Ver 40 fotos
Cuando no se puede ganar, al menos no perder
La Real, inferior al Elche en el juego, rescata un punto en el 88 con un penalti de Oyarzabal y sigue haciendo equipo
Hay días en que hay que conformarse con sumar pese a que la ambición del equipo, y también del respetable, lleve a que en caliente ... el empate de ayer en Elche parezca insuficiente. La Real se marcha al parón de selecciones sin perder en este tramo de cuatro partidos, algo que no es moco de pavo teniendo en cuenta que en el anterior la gente se preguntaba si Sergio se iba o no a la calle. El equipo sigue creciendo pese a que ayer fue dominado, pero jugó a otra cosa para sumar un punto valioso fuera de casa, algo que tiene valor sobre todo cuando fue inferior en el juego. ¿Qué a todos nos gustaría estar más arriba y que si la Real hubiera ganado el salto habría sido tremendo? Sí, pero se hace camino al andar y no corriendo.
Se suele decir que lo que funciona no se toca y así actuó Sergio en busca de la tercera victoria consecutiva en Liga. Kubo sustituyó al dolorido Barrenetxea en la alineación esperada, mientras que Sarabia cambió hasta de portero. No entró del todo bien la Real al partido al no ser capaz de detectar todos los movimientos ilicitanos. El Elche, anárquico a más no poder, bailaba como si sus futbolistas estuviesen jugando en el patio del colegio. Todo atrevimiento. Lo que podría parecer desorden se llamaba plan de partido. Lo contrario de la Real, que parecía que había gastado toda la energía y excitación en el derbi.
Pese a ello, no se encontraba incómoda. Es más, pareció preferir jugar a otra cosa. Cuando no puedes tener el balón, mejor correr en transiciones. Ahí estaba el partido. Los realistas tuvieron situaciones suficientes para presentar más colmillo. Eso sí, el Elche fue el primero en avisar con dos disparos lejanos de Mir repelidos por Remiro. La Real perseguía sombras, sobre todo por el costado derecho, con Aramburu y Kubo sin saber a quién cubrir. En una de esas, avisó Kubo con un disparo de primeras tras centro de Gómez que despejó hábilmente Dituro, que a sus 38 años fue en dos ocasiones ahí abajo, donde pastan las vacas y donde es más difícil realizar paradas. Acto seguido los franjiverdes mandaron un balón al palo con un remate de Mendoza, solo en la frontal. El partido de ida y vuelta beneficiaba a ambos. Mir, en otro centro lateral, no atinó para superar a Remiro.
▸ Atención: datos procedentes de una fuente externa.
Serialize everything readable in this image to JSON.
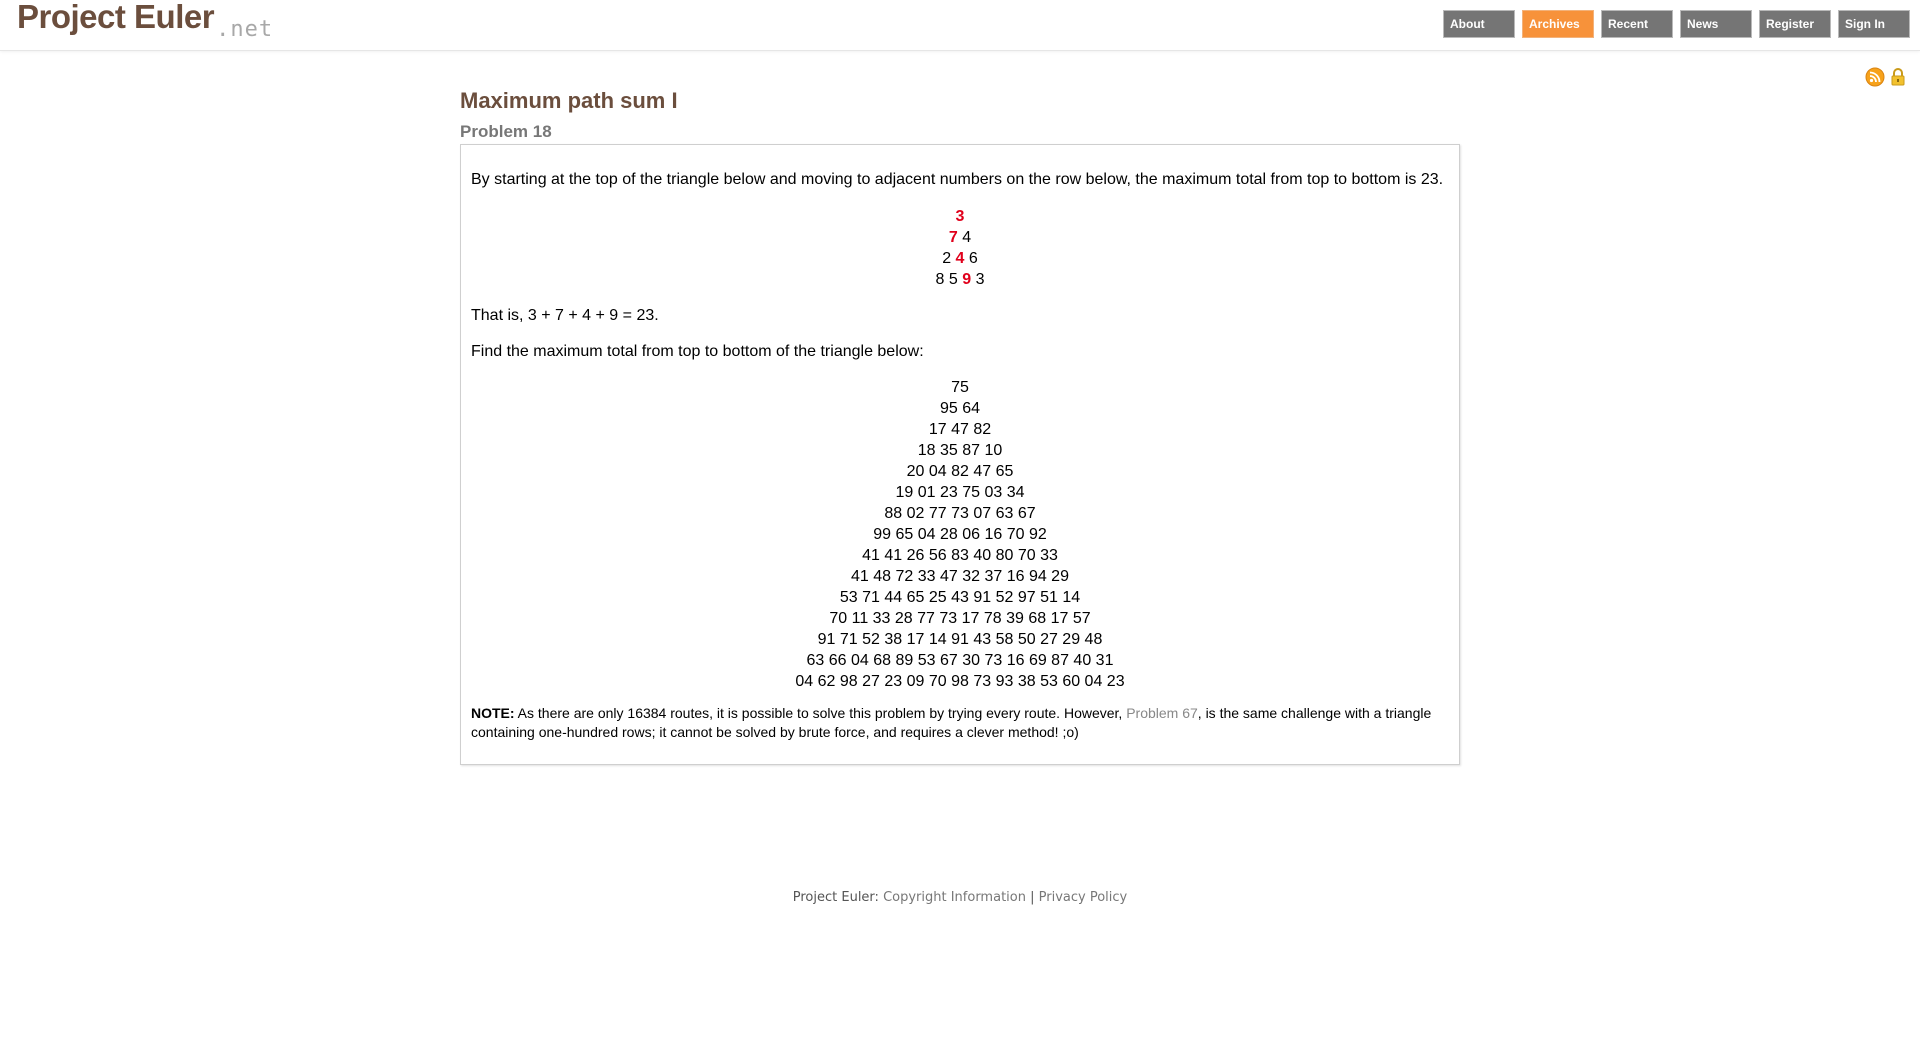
{
  "header": {
    "logo_main": "Project Euler",
    "logo_suffix": ".net",
    "nav": [
      {
        "label": "About",
        "active": false
      },
      {
        "label": "Archives",
        "active": true
      },
      {
        "label": "Recent",
        "active": false
      },
      {
        "label": "News",
        "active": false
      },
      {
        "label": "Register",
        "active": false
      },
      {
        "label": "Sign In",
        "active": false
      }
    ],
    "icons": [
      "rss-feed-icon",
      "lock-icon"
    ]
  },
  "problem": {
    "title": "Maximum path sum I",
    "number": "Problem 18",
    "intro": "By starting at the top of the triangle below and moving to adjacent numbers on the row below, the maximum total from top to bottom is 23.",
    "example_rows": [
      {
        "before": "",
        "red": "3",
        "after": ""
      },
      {
        "before": "",
        "red": "7",
        "after": " 4"
      },
      {
        "before": "2 ",
        "red": "4",
        "after": " 6"
      },
      {
        "before": "8 5 ",
        "red": "9",
        "after": " 3"
      }
    ],
    "that_is": "That is, 3 + 7 + 4 + 9 = 23.",
    "find": "Find the maximum total from top to bottom of the triangle below:",
    "triangle_rows": [
      "75",
      "95 64",
      "17 47 82",
      "18 35 87 10",
      "20 04 82 47 65",
      "19 01 23 75 03 34",
      "88 02 77 73 07 63 67",
      "99 65 04 28 06 16 70 92",
      "41 41 26 56 83 40 80 70 33",
      "41 48 72 33 47 32 37 16 94 29",
      "53 71 44 65 25 43 91 52 97 51 14",
      "70 11 33 28 77 73 17 78 39 68 17 57",
      "91 71 52 38 17 14 91 43 58 50 27 29 48",
      "63 66 04 68 89 53 67 30 73 16 69 87 40 31",
      "04 62 98 27 23 09 70 98 73 93 38 53 60 04 23"
    ],
    "note_label": "NOTE:",
    "note_before": " As there are only 16384 routes, it is possible to solve this problem by trying every route. However, ",
    "note_link": "Problem 67",
    "note_after": ", is the same challenge with a triangle containing one-hundred rows; it cannot be solved by brute force, and requires a clever method! ;o)"
  },
  "footer": {
    "label": "Project Euler: ",
    "copyright": "Copyright Information",
    "separator": " | ",
    "privacy": "Privacy Policy"
  },
  "colors": {
    "brand": "#6b4e3d",
    "nav_bg": "#757575",
    "nav_active": "#f7923a",
    "highlight": "#e0001b"
  }
}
Empezó la Real a crecer no con balón, sino corriendo con sus buenos lanzadores. Guedes con un gran pase atrás vio a Gorrotxategi, que de primeras quiso seguir siendo héroe. No encontró portería. Tampoco Oyarzabal, que en una buena presión aprovechó un balón franco en medio campo para probar fortuna desde lejos. Le imprimió demasiada rosca. Cuando enfilaban a vestuarios tuvo el capitán la jugada más franca de la primera mitad. ¿Cómo? Corriendo. Brais lanzó a Soler, que de cabeza puso en ventaja a Oyarzabal. Su control fue magnífico y su remate con la derecha aún mejor, pero apareció Dituro largo como un día sin pan para mantener la igualada. Partido raro, malo y bueno a la vez, pero con una premisa clara. El que acertase se llevaba el gato al agua. O no...
Un tres contra uno
El guion no cambió en la segunda mitad y el Elche pisó el acelerador para encontrarse el gol en una acción a balón parado, uno de los males endémicos de esta temporada. No es una jugada directa, pero sí otra continuación en una acción horrorosamente defendida. Aramburu se vio en un tres contra uno en el segundo palo y quizás por el pánico midió tan mal en el salto en un intento de despeje que no fue tal. El control de Álvaro fue magnífico para superar a un Remiro que achicó sin éxito.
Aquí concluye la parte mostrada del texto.